Bu mevzuda en Değerli Örnek Ebeveyn babanın obsesyonu sebebiyle bebeklerini yalnızca taze meyve ve zerzevat suyu ile beslemeleri ve sonucunda bebeklerinin malnütrisyon nedeni ile vefatıyla sonuçlanması hadisesidir. Ortoreksiya Nervoza takıntının derecesine , kendine ve etrafındakilere ne derecede sirayet ettiğine nazaran tehlikeli sonuçlar doğurabilmektedir.
Ortoreksiya Nervozada da öteki yeme bozukluğu hastalıkları üzere tedavinin Biricik yolu beslenme tedavisi olamaz, beslenme tedaisi kayıpların yerine konulması , bedenin muhtaçlıklarının karşılanmasını sağlarken altta yatan ruhsal sıkıntıların da tedavi edilmesi gereklidir.

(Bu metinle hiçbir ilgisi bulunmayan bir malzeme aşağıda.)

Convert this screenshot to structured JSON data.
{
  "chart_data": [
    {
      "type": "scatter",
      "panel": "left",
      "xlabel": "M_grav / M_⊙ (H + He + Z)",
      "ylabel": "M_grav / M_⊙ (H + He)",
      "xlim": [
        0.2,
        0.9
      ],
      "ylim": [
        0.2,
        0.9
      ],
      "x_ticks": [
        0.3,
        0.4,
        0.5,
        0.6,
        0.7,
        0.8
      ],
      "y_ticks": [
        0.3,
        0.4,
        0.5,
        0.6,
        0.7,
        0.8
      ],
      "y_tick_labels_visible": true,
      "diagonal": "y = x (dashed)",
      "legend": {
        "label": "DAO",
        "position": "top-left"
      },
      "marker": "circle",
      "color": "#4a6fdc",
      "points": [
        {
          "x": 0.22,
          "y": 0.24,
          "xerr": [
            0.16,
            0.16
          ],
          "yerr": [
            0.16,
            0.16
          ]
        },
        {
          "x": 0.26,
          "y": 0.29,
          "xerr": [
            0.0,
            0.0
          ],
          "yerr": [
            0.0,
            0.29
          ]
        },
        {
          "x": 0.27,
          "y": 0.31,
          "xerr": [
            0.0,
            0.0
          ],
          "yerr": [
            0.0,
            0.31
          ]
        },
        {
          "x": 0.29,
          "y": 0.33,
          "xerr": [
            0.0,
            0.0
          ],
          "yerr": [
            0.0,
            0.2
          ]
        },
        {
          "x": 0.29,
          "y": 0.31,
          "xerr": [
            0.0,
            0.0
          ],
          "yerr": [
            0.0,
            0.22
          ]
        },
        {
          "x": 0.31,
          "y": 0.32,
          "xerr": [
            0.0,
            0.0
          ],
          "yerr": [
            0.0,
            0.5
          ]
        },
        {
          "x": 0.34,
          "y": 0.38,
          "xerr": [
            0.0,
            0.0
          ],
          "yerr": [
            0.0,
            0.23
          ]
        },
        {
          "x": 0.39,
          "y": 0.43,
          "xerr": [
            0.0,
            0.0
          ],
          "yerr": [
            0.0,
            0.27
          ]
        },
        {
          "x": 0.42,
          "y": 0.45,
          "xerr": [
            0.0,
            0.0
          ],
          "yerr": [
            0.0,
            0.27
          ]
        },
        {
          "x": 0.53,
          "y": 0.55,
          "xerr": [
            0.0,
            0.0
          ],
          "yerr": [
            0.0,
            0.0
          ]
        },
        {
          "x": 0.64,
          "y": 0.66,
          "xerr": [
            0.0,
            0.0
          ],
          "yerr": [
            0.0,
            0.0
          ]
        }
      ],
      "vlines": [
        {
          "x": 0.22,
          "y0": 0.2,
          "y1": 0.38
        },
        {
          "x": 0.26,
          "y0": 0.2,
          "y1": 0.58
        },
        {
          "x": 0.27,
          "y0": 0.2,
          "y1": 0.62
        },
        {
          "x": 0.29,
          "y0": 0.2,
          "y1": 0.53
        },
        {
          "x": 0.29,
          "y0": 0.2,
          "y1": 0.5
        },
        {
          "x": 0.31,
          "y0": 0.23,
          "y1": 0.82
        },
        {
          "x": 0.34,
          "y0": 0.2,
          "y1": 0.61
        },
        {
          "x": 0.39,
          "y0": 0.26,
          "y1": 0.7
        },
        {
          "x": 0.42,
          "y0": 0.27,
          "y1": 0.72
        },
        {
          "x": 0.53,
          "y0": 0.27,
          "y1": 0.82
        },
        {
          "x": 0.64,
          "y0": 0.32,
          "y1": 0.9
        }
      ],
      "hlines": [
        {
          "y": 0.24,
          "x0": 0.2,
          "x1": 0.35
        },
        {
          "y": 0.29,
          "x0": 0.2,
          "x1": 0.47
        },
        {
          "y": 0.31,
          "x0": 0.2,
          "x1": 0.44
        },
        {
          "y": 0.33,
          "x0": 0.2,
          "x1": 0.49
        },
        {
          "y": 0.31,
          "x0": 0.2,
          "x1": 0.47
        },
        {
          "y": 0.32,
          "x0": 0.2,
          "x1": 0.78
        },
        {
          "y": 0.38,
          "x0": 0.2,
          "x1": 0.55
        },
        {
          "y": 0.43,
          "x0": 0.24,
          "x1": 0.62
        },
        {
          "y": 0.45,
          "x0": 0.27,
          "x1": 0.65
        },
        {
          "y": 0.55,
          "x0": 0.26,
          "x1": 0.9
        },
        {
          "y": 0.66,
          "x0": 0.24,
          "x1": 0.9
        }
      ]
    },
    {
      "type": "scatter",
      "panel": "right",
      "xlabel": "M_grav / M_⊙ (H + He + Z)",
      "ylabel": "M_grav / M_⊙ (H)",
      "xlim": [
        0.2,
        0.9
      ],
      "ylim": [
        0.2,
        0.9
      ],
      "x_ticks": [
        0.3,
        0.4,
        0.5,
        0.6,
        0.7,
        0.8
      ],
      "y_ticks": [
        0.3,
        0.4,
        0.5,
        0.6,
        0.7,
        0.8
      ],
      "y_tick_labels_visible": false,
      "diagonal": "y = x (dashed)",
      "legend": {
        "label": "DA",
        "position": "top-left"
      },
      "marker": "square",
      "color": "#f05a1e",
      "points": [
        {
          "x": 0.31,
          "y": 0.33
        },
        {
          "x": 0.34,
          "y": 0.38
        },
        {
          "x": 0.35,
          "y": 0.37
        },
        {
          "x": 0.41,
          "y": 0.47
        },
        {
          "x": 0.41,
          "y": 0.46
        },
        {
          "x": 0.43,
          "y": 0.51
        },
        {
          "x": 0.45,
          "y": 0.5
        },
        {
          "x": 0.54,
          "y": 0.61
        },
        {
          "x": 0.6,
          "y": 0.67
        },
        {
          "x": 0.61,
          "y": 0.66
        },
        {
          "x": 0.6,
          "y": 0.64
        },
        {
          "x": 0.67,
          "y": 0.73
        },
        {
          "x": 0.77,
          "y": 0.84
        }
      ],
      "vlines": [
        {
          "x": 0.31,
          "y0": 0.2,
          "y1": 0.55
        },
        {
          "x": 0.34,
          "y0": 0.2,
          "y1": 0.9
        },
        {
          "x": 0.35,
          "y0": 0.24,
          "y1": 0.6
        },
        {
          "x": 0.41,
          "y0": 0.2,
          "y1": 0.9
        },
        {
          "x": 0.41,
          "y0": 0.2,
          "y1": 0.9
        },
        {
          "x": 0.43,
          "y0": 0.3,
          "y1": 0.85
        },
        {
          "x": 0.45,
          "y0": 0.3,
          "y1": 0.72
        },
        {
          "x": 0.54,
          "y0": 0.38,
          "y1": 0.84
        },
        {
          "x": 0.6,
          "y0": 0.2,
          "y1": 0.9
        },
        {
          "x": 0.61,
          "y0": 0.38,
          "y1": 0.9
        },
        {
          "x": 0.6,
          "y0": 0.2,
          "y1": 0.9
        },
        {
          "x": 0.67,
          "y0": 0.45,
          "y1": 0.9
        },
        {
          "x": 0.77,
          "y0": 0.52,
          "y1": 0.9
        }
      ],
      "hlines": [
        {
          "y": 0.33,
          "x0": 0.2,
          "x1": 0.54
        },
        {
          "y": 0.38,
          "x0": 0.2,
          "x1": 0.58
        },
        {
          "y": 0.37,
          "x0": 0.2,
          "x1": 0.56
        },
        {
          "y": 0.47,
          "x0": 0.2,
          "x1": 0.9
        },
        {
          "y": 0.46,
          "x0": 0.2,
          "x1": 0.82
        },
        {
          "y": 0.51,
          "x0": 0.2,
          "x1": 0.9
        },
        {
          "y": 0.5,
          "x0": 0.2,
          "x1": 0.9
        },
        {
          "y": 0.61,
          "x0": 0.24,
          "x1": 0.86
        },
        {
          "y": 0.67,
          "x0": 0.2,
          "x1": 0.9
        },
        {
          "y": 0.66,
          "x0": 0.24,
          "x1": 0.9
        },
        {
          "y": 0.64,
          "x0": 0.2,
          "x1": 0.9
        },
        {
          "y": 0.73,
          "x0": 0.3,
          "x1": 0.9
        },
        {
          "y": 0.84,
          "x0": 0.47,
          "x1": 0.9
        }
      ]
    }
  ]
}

Ailelerde , etrafta bu Cin yeme bozukluğu olan bireyler bulunsa da asla bebek, çocuk üzere büyümesini tamamlamamış bireylere baskı yapmalarına , kendi beslenme biçimlerini onlara empoze etmelerine müsaade verilmemelidir. Günümüzde yeme bozukluğu hastalıklarının görülme yaşının giderek düştüğü bir gerçektir. Çocuklar üzere beslenmek aslında bütün bu yeme bozukluklarının tedavisinda bir tedavi formülü hatta yeme bozukluğu hastalıklarından korunmada Değerli bir şuur olarak kabul edilebilir. Çocuklar sevinçle yerler, sevdikleri şeyleri kaygısız ve ihtiyaçlarına nazaran tüketirler. Temelde sağlıklı şahıs istediği besini ölçüleri abartmadığı sürece tüketebilir. Lakin toplumsal baskılar, görünümün hoşluğun Biricik isbatı olarak tanımlandığı günümüzde toplumsal baskılara bağlı olarak yeme bozuklukları ortaya çıkmaktadır. Yeme bozukluğuna bağlı olarakta öncelikle kansızlık, kalsiyum yetersizliğine bağlı kemik erimeleri, Özellikle B vitamini alım azalmaları endeniyle depresyon, tiroit bozuklukları, kalp damar hastalıkları, hipoglisemik ataklar, tansiyon, böbrek taşları üzere birçok hastalık oluşabilmektedir. Kâfi ve istikrarlı beslenmek , çocuklarımızı kâfi ve istikrarlı beslemek, obsesif olmamak, hayatımızda kaçamak yiyeceklere Vakit vakit yer vermek, kilo-şişmanlık-zayıflık-ağırlık kaybı-diyet üzere bahisleri hayatımızın merkezinden çıkarmak, etrafımızdakilere beslenme konusunda baskı yapmamak tahlile Yardımcı olabilir, en azından çocuklarımızın yiyecek-besin-yemek üzere bahislerde takıntılı olmasını önleyebiliriz.